Sorry for the vague title. I barely fitted it in. Here is the general context. Let $y^*(x)$ be a solution and a local minimum of the $I_0(y) \equiv \int_{x_0}^{x_1} {f_0(x,y,y')dx} \to extr; I_i(y) = \int_{x_0}^{x_1}{f_i(x,y,y')dx} = \alpha_i, i = 1,...,m; y(x_0) = y_0, y(x_1) = y_1$ isoperimetric problem, $f_i \in C^2(\mathbb{R}^3),i=0,...m$. Assign $\delta I_i(y^*,h) \equiv \lim \alpha \downarrow 0 \frac{I_i(y^* + \alpha h) - I_i(y^*)}{\alpha}$. Show that $\delta I_i (y^*,h) = \int_{x_0}^{x_1} {(-d/dx f_{iy'}' + f_{iy}')h(x)dx}, i = 0,...m$. By writing everything in integral form and multiplying the inner expression of the integral by $h(x)/h(x)$ I got the expression in the post title.

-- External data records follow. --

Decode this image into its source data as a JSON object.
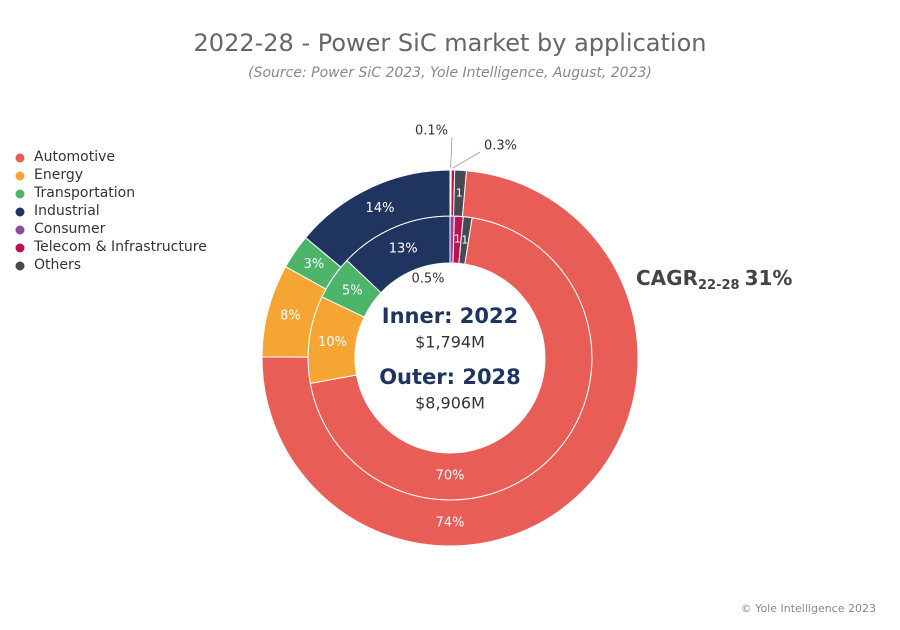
{
  "chart_data": {
    "type": "nested-donut",
    "title": "2022-28 - Power SiC market by application",
    "subtitle": "(Source: Power SiC 2023, Yole Intelligence, August, 2023)",
    "categories": [
      "Automotive",
      "Energy",
      "Transportation",
      "Industrial",
      "Consumer",
      "Telecom & Infrastructure",
      "Others"
    ],
    "colors": [
      "#e95d57",
      "#f5a534",
      "#4db56a",
      "#1f3560",
      "#8e4a9e",
      "#c0124e",
      "#444a4f"
    ],
    "series": [
      {
        "name": "Inner: 2022",
        "total_label": "$1,794M",
        "values": [
          70,
          10,
          5,
          13,
          0.5,
          1,
          1
        ],
        "value_labels": [
          "70%",
          "10%",
          "5%",
          "13%",
          "0.5%",
          "1",
          "1"
        ]
      },
      {
        "name": "Outer: 2028",
        "total_label": "$8,906M",
        "values": [
          74,
          8,
          3,
          14,
          0.1,
          0.3,
          1
        ],
        "value_labels": [
          "74%",
          "8%",
          "3%",
          "14%",
          "0.1%",
          "0.3%",
          "1"
        ]
      }
    ],
    "annotation": {
      "text": "CAGR",
      "subscript": "22-28",
      "value_label": "31%"
    },
    "footer": "© Yole Intelligence 2023"
  }
}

That one is not coming from the textbook it's only the shortest way I found to express this problem. I tried using the definition of derivative and also Taylor formula with no success. Any hints and or suggestions? Also I can't understand how that negative sign appears in front of $d/dx$. Thanks in advance.
P.S. for further general context, this is from a theorem that states the following. If $y^*$ is a solution of the isoperimetric problem, then $\exists \lambda_0,...\lambda_m$ as the parameters of the problem such that at least one is not $0$ and for $y^*$ holds the $-d/dx L_{y'}' + L_y' = 0, y(x_0) = y_0, y(x_1) = y_1$ differential equation with edge conditions.
My problem comes as a statement in the proof of this theorem, which is considered as something obvious, though I don't see it.